Although the ACLU said it was generally pleased with the proposed regulations released today, it intends to review them carefully and submit detailed suggestions during the two month comment period. The ACLU said it would also activate its grassroots network to help ensure that the final regulations are as strong as possible.
But even before today’s announcement the ACLU said it knew that provisions dealing with law enforcement access to medical records would need to be strengthened. The proposal would permit the police to obtain medical records without a judge’s approval.
“The police should not be able to say to a hospital, ‘give us Mr. Smith’s medical charts because we think something’s fishy,'” Weich said. “One of the most basic principles of American justice is that police must obtain a warrant from a judge before searching through your property. Medical records should be treated no differently.”
But Weich applauded the Administration for providing solid assurances that companies will not be able to sell patients’ records to marketers and other commercial interests.
“Americans have a right to expect that their medical records will be used only for their intended purpose: to help doctors provide the best medical care possible,” said Barry Steinhardt, Associate Director of the ACLU. “President Clinton’s regulations promise that people will not have to worry that their medical records will be used for other reasons, like becoming a marketing tool.”

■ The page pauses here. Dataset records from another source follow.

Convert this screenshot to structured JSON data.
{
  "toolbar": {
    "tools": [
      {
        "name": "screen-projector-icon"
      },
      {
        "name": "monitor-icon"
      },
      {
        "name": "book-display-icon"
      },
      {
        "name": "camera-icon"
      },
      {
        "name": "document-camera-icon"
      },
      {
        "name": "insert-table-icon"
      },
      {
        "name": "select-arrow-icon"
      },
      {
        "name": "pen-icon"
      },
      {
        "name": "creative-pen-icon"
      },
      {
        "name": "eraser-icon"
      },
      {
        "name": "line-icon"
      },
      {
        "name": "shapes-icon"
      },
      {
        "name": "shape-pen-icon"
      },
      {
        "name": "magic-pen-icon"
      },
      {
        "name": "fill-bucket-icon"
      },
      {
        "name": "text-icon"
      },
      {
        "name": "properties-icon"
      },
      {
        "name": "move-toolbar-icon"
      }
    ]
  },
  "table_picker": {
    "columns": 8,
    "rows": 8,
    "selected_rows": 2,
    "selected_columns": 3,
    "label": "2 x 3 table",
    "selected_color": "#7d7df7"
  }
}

For example, the ACLU said, under the regulations, a drug store would not be allowed to share with a credit card company information about what medications an individual is taking.
The ACLU also expressed its disappointment that Congress did not give the administration the power to allow Americans to sue companies that violate their privacy rights. The ACLU said it was also concerned that Congress did not allow the Administration to protect paper records.